Monday, March 29, 2010

An important deadline & the Textile Museum of Canada

I wanted to give you an update about the 2010 tours: there are just six places left for the Italian trip. Don't hesitate to contact me if you'd like to register or if you have any questions. The important deadline for registrations on this tour is April 15/10 as after that, I'll have to release any excess hotel rooms I'm holding. Due to high demand, accommodation in Venice and Florence is very difficult to obtain, and although I may be able to get rooms after April 15th, I cannot be certain. I won't be increasing the size of the tour.

While you're on my website, don't forget to read about the trip to Vancouver Island.
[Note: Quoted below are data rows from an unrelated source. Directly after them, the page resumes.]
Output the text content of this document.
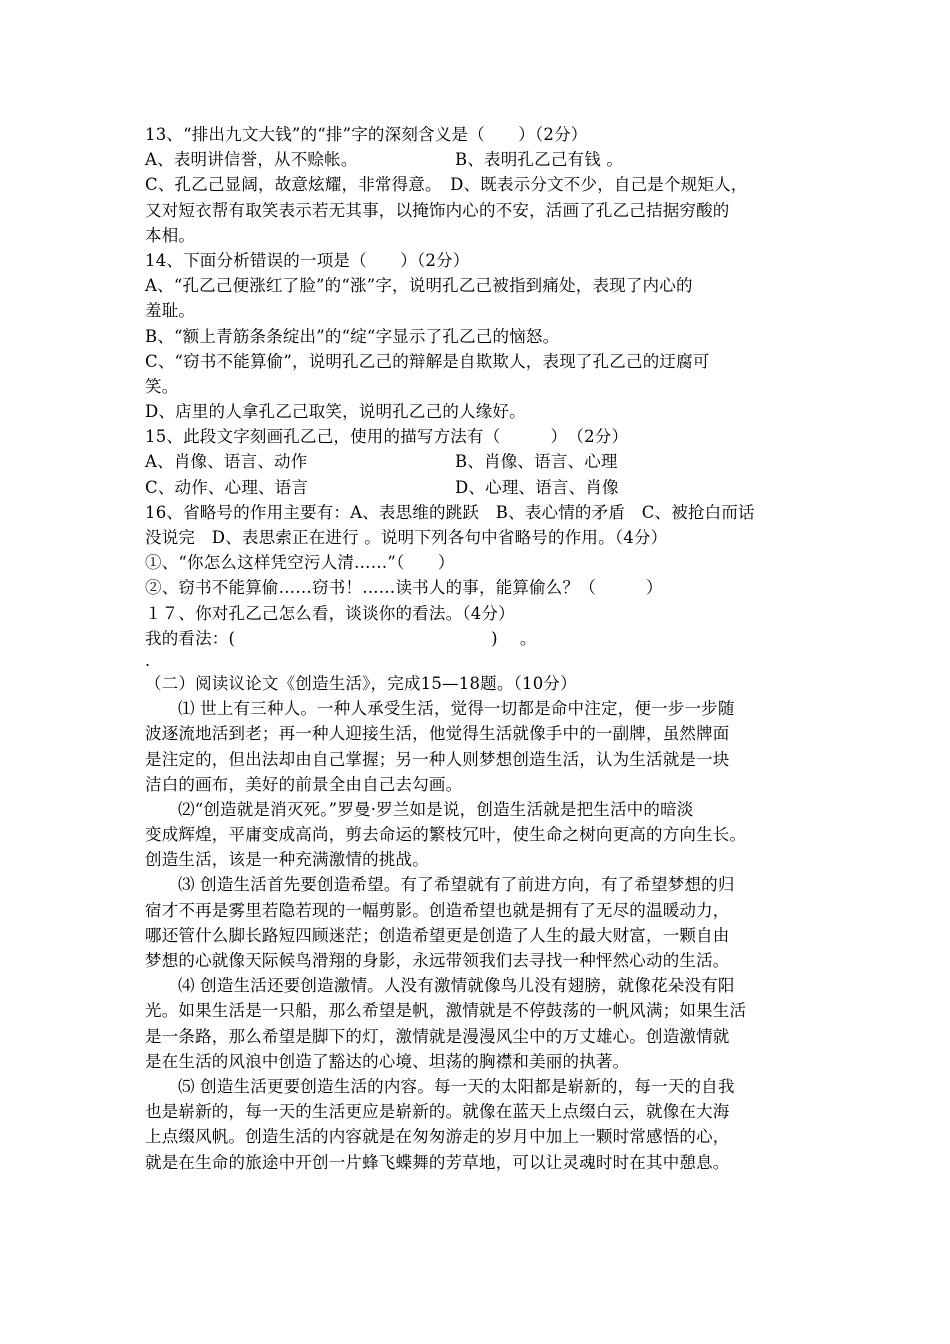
13、“排出九文大钱”的“排”字的深刻含义是（　　）（2分）
A、表明讲信誉，从不赊帐。	B、表明孔乙己有钱 。
C、孔乙己显阔，故意炫耀，非常得意。　D、既表示分文不少，自己是个规矩人，
又对短衣帮有取笑表示若无其事，以掩饰内心的不安，活画了孔乙己拮据穷酸的
本相。
14、下面分析错误的一项是（　　）（2分）
A、“孔乙己便涨红了脸”的“涨”字，说明孔乙己被指到痛处，表现了内心的
羞耻。
B、“额上青筋条条绽出”的“绽“字显示了孔乙己的恼怒。
C、“窃书不能算偷”，说明孔乙己的辩解是自欺欺人，表现了孔乙己的迂腐可
笑。
D、店里的人拿孔乙己取笑，说明孔乙己的人缘好。
15、此段文字刻画孔乙己，使用的描写方法有（　　　）　（2分）
A、肖像、语言、动作	B、肖像、语言、心理
C、动作、心理、语言	D、心理、语言、肖像
16、省略号的作用主要有：A、表思维的跳跃　B、表心情的矛盾　C、被抢白而话
没说完　D、表思索正在进行 。说明下列各句中省略号的作用。（4分）
①、“你怎么这样凭空污人清……”（　　）
②、窃书不能算偷……窃书！……读书人的事，能算偷么？（　　　）
１７、你对孔乙己怎么看，谈谈你的看法。（4分）
我的看法：(　　　　　　　　　　　　　　　 )　 。
.
（二）阅读议论文《创造生活》，完成15—18题。（10分）
⑴ 世上有三种人。一种人承受生活，觉得一切都是命中注定，便一步一步随
波逐流地活到老；再一种人迎接生活，他觉得生活就像手中的一副牌，虽然牌面
是注定的，但出法却由自己掌握；另一种人则梦想创造生活，认为生活就是一块
洁白的画布，美好的前景全由自己去勾画。
⑵“创造就是消灭死。”罗曼·罗兰如是说，创造生活就是把生活中的暗淡
变成辉煌，平庸变成高尚，剪去命运的繁枝冗叶，使生命之树向更高的方向生长。
创造生活，该是一种充满激情的挑战。
⑶ 创造生活首先要创造希望。有了希望就有了前进方向，有了希望梦想的归
宿才不再是雾里若隐若现的一幅剪影。创造希望也就是拥有了无尽的温暖动力，
哪还管什么脚长路短四顾迷茫；创造希望更是创造了人生的最大财富，一颗自由
梦想的心就像天际候鸟滑翔的身影，永远带领我们去寻找一种怦然心动的生活。
⑷ 创造生活还要创造激情。人没有激情就像鸟儿没有翅膀，就像花朵没有阳
光。如果生活是一只船，那么希望是帆，激情就是不停鼓荡的一帆风满；如果生活
是一条路，那么希望是脚下的灯，激情就是漫漫风尘中的万丈雄心。创造激情就
是在生活的风浪中创造了豁达的心境、坦荡的胸襟和美丽的执著。
⑸ 创造生活更要创造生活的内容。每一天的太阳都是崭新的，每一天的自我
也是崭新的，每一天的生活更应是崭新的。就像在蓝天上点缀白云，就像在大海
上点缀风帆。创造生活的内容就是在匆匆游走的岁月中加上一颗时常感悟的心，
就是在生命的旅途中开创一片蜂飞蝶舞的芳草地，可以让灵魂时时在其中憩息。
Last week I was able to visit the Textile Museum of Canada,, located in Toronto. I was very short of time so didn't stop at the exhibits, but headed straight to the library. I love to spend time there, reading as much as I can from their marvellous collection of books and magazines. This particular visit I was reading back issues of Selvedge Magazine, where I get a lot of information about special events, mostly in Britain, but also extensive articles about textiles, history, shops and talented craftspeople. This especially helps me with planning itineraries for the trips. In addition to the library, there is always an interesting variety of permanent and temporary exhibitions. Unfortunately, I'd just missed the exhibition of quilts, but the one featuring Kashmir shawls is on until 30 May of this year.
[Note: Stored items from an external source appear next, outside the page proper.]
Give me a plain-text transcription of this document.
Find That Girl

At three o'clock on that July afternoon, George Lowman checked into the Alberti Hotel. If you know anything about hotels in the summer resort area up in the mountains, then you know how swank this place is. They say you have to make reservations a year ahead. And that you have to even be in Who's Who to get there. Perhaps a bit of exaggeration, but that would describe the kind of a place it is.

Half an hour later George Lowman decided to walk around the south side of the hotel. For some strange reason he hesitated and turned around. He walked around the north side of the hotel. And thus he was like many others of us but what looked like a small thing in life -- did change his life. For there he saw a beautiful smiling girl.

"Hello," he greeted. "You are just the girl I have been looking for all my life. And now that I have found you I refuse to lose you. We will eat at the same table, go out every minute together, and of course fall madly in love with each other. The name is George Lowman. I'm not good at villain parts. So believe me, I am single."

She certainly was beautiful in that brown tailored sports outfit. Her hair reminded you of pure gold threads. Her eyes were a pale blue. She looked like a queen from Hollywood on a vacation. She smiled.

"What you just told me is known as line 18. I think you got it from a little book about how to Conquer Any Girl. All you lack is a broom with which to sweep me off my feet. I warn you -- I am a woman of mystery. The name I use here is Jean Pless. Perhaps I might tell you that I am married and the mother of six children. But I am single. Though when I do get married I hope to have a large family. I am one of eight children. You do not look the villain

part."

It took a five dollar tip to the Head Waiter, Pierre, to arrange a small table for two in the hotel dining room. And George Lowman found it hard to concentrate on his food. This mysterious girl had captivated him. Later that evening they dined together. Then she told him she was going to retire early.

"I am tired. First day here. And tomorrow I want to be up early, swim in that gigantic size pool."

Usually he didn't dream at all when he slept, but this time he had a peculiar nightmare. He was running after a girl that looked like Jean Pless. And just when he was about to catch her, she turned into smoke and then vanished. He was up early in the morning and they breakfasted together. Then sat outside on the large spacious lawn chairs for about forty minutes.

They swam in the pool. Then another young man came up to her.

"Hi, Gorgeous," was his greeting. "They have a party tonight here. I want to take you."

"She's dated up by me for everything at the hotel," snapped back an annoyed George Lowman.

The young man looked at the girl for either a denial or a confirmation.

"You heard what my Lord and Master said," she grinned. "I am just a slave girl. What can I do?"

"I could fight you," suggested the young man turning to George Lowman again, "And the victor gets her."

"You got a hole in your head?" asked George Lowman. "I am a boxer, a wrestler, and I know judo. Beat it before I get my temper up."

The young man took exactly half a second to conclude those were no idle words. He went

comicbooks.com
For those visiting Toronto, the museum is easy to get to as it is centrally located in the downtown area and is close to a subway stop, plus is well serviced by several public transportation routes. Have a look at the museum's website to learn more of their current and upcoming exhibitions, plus their schedule of interesting speakers and workshops.

Friday, March 12, 2010

A Shetland scarf pattern

I receive a newsletter from Yarns International and the one that arrived this week included a pattern called 'Shetland Ombre Scarf'. It is free to download at their site:

The yarn used in the pattern is a mixture of Shetland yarns in natural colours: moorit, yuglet, sholmit and katmollet. (I had to do some searching to learn the precise meaning of these terms!) The scarf is knit with two strands throughout and although we probably won't need the warmth of a scarf for awhile, I think it looks like a nice project to try.

I've been aware of the company Yarns International for a number of years, ever since Oliver Henry ("the wool man") at Jamieson & Smith first spoke to my groups about the Shetland 2000 yarns. He stressed the commitment of Yarns International in supporting the traditional, unique Shetland breeds. This has been against a persistent onslaught of the promotion of breeds with a white coat, as this takes the dyes. I understand the Shetland 2000 line of natural yarns has now been extended to a new name: Shetland Supreme Naturals.

I'm certain that anyone who has visited Shetland, comes away with an understanding of the importance of supporting not only the traditional Shetland breeds, but also the dedication of the Shetland Guild of Spinners, Weavers & Knitters--in fact the traditions which make these islands such a special place.